The report included the Delegation’s findings on potential human rights violations and made detailed recommendations for ensuring a thorough investigation designed to safeguard the interests of the college students and their families in their home countries. The report can be viewed at http://www.workered.org.
Professors Breslin and Lyon met with the full group of student guest workers, and also interviewed students in small groups to hear their stories. As a result of the visit and report, Professor Lyon presented on a World Affairs Council panel in Harrisburg that included a representative of the Washington, D.C. association to which CETUSA belongs, and Professor Breslin was interviewed by Radio WBAI in NYC.
Both Breslin and Lyon have now teamed up with Villanova Law Professor Keith Fogg and VLS Advanced Advocacy Clinic student Tom Southard in a follow-up project, which will analyze the tax exempt status of all of the non-profit organizations currently recruiting students through this guest worker program. Their report is to be issued in the Spring of 2012.

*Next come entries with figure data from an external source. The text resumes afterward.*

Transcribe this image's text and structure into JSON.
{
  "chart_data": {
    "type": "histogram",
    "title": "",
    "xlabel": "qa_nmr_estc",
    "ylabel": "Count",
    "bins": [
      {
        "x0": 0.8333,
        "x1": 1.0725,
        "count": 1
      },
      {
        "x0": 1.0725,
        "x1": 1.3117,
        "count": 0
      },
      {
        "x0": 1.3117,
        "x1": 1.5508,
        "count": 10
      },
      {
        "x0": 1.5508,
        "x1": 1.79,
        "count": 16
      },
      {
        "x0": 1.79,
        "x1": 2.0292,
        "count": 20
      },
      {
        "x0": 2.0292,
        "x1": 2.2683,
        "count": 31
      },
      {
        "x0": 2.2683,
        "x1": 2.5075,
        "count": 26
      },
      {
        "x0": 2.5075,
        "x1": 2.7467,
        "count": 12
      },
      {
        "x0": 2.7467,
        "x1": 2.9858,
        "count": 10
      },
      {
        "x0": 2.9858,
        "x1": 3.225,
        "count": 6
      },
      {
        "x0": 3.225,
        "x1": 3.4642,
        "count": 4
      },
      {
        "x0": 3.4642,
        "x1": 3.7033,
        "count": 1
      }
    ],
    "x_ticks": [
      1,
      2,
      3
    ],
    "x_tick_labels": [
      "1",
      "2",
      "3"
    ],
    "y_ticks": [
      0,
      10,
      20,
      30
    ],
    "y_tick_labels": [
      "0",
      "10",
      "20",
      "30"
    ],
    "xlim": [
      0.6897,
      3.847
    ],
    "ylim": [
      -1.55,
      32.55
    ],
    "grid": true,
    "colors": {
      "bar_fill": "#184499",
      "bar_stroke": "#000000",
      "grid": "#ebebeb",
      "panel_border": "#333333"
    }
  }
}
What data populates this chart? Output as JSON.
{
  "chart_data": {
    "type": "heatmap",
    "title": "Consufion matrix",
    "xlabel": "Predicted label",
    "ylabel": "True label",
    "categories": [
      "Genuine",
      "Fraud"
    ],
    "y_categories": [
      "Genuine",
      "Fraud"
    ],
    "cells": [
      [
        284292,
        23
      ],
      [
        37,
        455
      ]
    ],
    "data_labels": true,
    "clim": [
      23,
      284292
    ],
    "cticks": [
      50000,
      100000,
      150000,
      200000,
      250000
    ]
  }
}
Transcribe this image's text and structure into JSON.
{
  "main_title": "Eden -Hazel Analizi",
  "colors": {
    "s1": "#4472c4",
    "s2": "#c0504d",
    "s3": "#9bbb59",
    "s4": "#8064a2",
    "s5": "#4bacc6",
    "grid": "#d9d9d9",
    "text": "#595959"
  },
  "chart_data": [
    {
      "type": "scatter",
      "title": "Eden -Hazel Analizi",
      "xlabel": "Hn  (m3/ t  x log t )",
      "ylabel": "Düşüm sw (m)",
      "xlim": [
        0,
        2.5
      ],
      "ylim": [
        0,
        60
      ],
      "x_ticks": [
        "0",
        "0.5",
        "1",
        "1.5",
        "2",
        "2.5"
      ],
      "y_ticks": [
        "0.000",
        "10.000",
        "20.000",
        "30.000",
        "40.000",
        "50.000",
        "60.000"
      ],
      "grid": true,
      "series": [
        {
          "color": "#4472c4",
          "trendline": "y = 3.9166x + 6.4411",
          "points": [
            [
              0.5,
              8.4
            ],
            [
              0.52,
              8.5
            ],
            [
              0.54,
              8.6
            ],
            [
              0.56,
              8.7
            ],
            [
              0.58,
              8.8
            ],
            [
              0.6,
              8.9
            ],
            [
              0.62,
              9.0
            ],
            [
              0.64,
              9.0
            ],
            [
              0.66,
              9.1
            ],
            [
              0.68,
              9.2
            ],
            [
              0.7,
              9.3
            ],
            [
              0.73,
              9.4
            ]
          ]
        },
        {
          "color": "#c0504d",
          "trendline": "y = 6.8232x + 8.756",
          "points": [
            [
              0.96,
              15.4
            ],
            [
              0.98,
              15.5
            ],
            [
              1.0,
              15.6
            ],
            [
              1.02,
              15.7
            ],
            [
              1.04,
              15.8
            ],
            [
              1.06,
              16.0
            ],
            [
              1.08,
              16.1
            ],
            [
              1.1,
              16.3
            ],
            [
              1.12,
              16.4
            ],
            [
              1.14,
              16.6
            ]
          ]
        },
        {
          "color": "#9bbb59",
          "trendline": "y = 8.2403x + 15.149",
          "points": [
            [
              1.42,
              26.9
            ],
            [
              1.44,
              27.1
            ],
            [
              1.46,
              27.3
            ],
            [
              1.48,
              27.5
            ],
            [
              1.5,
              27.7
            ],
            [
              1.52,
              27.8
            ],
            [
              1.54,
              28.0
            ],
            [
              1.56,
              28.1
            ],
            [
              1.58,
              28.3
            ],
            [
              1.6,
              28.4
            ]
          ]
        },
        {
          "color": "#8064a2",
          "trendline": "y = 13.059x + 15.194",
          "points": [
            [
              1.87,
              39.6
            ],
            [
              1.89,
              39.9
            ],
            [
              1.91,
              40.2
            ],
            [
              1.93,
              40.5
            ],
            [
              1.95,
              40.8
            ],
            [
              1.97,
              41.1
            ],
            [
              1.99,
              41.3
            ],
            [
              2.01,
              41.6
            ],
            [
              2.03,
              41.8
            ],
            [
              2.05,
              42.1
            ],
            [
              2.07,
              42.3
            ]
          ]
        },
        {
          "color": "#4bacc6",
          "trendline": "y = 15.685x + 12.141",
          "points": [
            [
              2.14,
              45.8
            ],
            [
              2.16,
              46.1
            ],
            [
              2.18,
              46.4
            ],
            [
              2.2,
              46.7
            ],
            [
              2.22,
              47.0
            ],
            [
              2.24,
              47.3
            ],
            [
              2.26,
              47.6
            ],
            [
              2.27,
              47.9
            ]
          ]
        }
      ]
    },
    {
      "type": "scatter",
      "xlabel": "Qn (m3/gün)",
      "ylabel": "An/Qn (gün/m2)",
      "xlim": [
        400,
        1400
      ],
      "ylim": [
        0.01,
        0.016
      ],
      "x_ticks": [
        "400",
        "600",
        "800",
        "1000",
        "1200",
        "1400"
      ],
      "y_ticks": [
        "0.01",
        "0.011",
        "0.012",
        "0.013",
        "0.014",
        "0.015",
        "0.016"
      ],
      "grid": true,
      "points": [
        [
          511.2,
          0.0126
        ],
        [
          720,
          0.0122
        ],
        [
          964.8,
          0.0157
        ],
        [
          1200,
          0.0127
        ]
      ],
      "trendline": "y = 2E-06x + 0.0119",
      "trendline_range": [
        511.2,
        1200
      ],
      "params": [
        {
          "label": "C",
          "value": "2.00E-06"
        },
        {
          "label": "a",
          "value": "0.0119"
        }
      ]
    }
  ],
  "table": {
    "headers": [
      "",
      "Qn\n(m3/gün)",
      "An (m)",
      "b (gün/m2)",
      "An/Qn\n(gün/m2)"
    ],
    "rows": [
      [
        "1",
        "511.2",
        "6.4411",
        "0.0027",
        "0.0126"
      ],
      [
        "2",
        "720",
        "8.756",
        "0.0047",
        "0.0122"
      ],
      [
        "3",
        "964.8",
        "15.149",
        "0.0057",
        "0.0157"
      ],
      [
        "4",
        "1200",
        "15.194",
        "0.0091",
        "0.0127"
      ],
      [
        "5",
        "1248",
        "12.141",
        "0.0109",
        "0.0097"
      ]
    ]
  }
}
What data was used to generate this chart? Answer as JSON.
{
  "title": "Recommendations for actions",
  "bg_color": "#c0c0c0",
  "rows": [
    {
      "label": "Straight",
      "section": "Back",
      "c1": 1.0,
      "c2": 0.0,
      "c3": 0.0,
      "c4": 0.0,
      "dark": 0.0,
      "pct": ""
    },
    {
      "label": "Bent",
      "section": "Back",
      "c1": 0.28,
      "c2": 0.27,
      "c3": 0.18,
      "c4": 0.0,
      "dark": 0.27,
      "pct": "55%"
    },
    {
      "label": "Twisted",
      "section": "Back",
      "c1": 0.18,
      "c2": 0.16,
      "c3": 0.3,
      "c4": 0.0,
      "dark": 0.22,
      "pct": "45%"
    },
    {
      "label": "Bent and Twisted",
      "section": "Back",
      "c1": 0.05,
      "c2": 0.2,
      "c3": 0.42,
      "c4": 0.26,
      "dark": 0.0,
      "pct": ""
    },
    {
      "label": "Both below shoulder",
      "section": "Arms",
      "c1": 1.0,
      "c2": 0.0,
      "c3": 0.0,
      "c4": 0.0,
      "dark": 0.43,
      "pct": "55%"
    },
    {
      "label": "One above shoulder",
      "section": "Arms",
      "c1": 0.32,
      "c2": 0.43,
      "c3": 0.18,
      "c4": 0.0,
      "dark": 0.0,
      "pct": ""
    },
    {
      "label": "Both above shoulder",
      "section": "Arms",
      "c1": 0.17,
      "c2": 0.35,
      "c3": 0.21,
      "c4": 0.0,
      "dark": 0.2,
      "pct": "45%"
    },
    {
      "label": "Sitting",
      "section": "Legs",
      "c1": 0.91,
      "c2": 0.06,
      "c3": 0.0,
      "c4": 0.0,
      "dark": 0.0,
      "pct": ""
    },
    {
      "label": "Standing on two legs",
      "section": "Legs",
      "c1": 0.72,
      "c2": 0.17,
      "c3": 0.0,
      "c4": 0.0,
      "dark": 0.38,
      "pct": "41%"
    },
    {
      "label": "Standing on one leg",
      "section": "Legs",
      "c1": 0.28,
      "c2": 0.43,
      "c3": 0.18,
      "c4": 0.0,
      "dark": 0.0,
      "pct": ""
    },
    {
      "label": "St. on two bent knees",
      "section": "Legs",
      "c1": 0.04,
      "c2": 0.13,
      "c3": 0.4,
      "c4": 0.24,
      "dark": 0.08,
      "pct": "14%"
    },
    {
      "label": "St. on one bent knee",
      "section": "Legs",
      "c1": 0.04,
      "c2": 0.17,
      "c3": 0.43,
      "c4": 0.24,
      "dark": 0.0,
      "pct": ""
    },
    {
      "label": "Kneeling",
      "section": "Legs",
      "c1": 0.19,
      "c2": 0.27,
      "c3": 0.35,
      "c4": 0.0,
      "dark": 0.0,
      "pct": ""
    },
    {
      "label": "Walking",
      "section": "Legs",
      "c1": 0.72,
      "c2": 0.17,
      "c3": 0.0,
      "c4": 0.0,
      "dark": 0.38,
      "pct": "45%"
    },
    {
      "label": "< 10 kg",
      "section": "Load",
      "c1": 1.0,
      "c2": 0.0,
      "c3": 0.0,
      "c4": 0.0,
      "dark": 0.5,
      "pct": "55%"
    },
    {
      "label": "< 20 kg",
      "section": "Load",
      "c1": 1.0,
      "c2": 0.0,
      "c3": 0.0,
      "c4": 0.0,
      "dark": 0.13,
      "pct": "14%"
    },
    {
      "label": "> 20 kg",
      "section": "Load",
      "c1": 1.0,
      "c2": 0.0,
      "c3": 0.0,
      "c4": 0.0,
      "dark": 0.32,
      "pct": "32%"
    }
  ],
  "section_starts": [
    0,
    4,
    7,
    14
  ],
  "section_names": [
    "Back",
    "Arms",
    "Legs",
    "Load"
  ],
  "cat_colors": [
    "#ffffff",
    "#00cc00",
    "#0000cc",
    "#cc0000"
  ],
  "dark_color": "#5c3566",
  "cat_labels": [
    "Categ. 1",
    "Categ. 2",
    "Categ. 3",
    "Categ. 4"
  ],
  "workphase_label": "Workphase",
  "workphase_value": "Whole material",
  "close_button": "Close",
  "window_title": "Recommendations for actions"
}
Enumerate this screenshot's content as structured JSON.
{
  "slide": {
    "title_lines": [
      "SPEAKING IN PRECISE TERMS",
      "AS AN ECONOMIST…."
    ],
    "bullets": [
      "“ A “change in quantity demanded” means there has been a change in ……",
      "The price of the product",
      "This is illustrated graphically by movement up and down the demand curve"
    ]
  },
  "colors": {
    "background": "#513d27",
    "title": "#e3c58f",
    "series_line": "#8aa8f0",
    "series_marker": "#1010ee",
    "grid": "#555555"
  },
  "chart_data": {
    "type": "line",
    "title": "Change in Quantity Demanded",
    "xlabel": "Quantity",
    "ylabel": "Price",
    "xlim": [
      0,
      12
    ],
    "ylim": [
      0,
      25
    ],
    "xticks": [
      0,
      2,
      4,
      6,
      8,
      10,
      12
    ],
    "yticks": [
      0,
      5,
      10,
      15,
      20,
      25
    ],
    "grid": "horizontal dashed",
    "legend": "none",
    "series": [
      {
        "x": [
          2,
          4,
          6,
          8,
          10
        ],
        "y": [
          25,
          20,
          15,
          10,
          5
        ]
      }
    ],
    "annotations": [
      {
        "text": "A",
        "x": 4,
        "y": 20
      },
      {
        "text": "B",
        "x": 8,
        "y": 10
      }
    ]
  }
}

Professor Colleen Breslin joined the Farmworker Legal Aid Clinic as a Reuschlein Clinical Teaching Fellow in the fall of 2010. Prior to joining Villanova’s clinical faculty, she was a Trial Attorney with the National Labor Relations Board. Professor Breslin received a B.A. from Boston College and a J.D. from the University of Denver Sturm College of Law. Professor Breslin’s research interests include labor law, organizing and the law, and issues facing immigrant workers. She is a member of the American Immigration Lawyers Association, the Labor and Employment Relations Association, and the Pennsylvania Hispanic Bar Association. She is involved in numerous community labor projects, including the Advisory Board of Restaurant Opportunities Council – Philadelphia (ROC-Philly).
Professor Lyon joined the Villanova Law School in the Fall of 2001, where she is the founding Director of the Farmworker Legal Aid Clinic, founding Co-Director of the Community Interpreter Internship Program, and Professor of Law. Professor Lyon received her B.A. from the University of North Carolina, Chapel Hill, her M.S. from the Georgetown University School of Foreign Service, and her J.D. from Georgetown University Law Center. She serves on the boards of various organizations focused on legal services and legal education, is a member of the Pennsylvania Bar Association Civil and Equal Rights Committee, and recently served on the American Bar Association Language Access Standards Project Advisory Group. Professor Lyon publishes and presents widely on international law on migration and clinical legal education. She has been quoted in various news outlets and cited by the U.S. Court of Appeals for the Third Circuit.